Rutgers opens Big East play Friday against Connecticut. So, can that be a way to re-focus and jumpstart the season.?
"All that is nice to say and it's cliché-ish, but we need to worry not about the season, we need to worry about and concern ourselves with practice tomorrow, execution in practice," Schiano said. "Each game week is its own season, and we're now in the Connecticut season, and we need to invest in the Connecticut season all the way through the week and then go out and play the best we can Friday night.
"What that will produce in a result, I don't know. But you know what? If we don't put everything we've got into our preparation and invest everything we have in this week of practice, we're not going to like the result. That's where my mind is right now. It's like a batter when he's in a slump, you go back to the hitting tee, you don't go to the 90 mile per hour pitching machine."
After making his first career catch against North Carolina, freshman receiver Jeremy Deering made four for 66 yards and ran the "Wildcat" package four times for five yards against the Green Wave as his presence becomes more and more in the offense.
"Each week he's gaining experience, which is allowing him to become more comfortable," Schiano said. "He's starting to build some cumulative repetition with routes and concepts. I think as he becomes more comfortable, you're going to see his talents take over. He's a very talented guy."

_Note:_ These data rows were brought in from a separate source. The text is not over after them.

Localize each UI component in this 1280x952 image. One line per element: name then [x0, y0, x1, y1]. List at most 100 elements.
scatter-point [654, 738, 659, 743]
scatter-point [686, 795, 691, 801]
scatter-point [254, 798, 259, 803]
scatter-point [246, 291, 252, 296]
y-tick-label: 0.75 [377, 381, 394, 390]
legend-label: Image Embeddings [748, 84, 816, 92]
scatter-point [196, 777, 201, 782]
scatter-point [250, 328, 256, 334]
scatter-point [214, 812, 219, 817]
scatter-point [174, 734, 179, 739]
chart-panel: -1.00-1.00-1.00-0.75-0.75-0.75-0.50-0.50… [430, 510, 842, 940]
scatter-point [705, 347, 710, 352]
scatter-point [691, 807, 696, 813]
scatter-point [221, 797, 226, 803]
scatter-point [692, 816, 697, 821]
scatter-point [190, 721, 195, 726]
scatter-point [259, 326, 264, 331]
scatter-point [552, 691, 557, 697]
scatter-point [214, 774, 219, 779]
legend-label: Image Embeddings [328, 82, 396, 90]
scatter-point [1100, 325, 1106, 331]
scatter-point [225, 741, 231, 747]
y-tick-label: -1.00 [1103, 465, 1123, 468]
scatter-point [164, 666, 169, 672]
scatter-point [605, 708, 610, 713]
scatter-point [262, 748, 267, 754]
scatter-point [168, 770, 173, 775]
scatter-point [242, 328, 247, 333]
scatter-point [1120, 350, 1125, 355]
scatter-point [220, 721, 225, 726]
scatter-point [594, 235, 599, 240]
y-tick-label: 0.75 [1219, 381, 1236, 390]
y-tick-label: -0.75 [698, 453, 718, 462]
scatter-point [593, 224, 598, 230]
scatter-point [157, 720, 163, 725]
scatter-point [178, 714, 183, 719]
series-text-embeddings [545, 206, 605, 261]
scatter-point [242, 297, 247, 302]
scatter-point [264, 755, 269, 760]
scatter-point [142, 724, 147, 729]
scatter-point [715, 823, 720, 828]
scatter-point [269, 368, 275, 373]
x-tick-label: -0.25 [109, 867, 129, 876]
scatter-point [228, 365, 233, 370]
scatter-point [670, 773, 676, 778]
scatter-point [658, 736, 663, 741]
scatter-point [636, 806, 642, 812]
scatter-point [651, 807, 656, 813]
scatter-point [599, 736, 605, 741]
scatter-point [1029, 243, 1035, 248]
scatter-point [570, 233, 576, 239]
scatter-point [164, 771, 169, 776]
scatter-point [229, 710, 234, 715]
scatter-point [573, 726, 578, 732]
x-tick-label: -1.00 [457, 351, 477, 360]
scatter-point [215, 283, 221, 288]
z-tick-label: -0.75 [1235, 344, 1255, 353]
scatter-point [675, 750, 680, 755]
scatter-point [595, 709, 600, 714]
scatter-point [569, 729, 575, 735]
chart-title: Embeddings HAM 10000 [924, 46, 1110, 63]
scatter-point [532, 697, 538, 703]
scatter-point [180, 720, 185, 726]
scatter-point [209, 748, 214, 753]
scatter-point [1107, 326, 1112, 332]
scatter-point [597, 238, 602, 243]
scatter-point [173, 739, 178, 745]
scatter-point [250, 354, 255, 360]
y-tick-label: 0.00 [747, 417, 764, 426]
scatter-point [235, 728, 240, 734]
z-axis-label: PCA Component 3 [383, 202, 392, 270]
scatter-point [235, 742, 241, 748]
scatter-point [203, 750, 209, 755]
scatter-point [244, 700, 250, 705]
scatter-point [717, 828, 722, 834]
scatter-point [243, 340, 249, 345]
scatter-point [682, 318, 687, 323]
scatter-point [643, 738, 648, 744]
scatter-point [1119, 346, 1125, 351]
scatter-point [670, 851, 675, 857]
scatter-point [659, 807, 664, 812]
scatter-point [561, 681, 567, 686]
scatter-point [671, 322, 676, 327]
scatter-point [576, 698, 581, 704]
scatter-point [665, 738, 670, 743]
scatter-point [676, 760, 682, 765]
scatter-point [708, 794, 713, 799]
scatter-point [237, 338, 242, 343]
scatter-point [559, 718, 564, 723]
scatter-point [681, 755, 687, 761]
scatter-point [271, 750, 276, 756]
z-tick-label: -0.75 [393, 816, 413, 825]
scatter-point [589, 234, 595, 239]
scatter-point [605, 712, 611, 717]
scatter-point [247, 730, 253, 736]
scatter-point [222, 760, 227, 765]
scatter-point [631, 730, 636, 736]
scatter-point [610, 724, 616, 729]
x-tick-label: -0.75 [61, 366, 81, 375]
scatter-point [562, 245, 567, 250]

Position/personnel changes Colin McEvoy was moved to fullback in response to the season-ending injury to Edmond Laryea, and he made his debut against Tulane and even made a nifty turning catch that netted 12 yards in the fourth quarter.
"McEvoy, I thought did a good job when was in there," Schiano said. "I think the more he does, the more comfortable he becomes."
"Bing and Ryan, we move those guys in and out quite a bit regularly," Schiano said. "In third down, Ryan will come in for David Rowe. Yesterday, we did play Ryan a little more even on first- and second-down situations. Just trying to play more people and I think there's healthy competition there."
Meanwhile, Fabian Ruiz said extended time as a blocking tight end.
"I think it was a combination of things," Schiano said. "No. 1, (Evan) Lampert's ankle is still not doing as well as we'd like, and it's been a little slower to heel than we thought. So, a combination of that and he's competing with Paul Carrezola, and we felt he did better at practice, so he got the nod as the second tight end in the two tight end sets.
"I think assignment-wise, he (was) pretty good. I hope as he gets more comfortable he can be more physical, but that's yet to be seen."
Senior Teddy Dellaganna had a miserable afternoon, averaging 32.2 yards on nine punts. Included in that was a 20-yard punt gave Tulane the ball on the Rutgers 33-yard line, and 21-yarder that stopped at the Rutgers 43-yard line.
The punts led to the Green Wave's two touchdowns while a 35-yarder, which gave Tulane the ball on its own 48, led to a field goal.
"We're going to study the tape with Teddy, I think," Schiano said. "He's his best own teacher and critic. I can help him and coach (Robb) Smith can help him, but really, he tells us stuff; ‘I was feeling this,' or ‘I felt this,' and then we'll just try to coach him during the week to get that corrected.
"You're right, his performance …he's had better performances, but so have we all."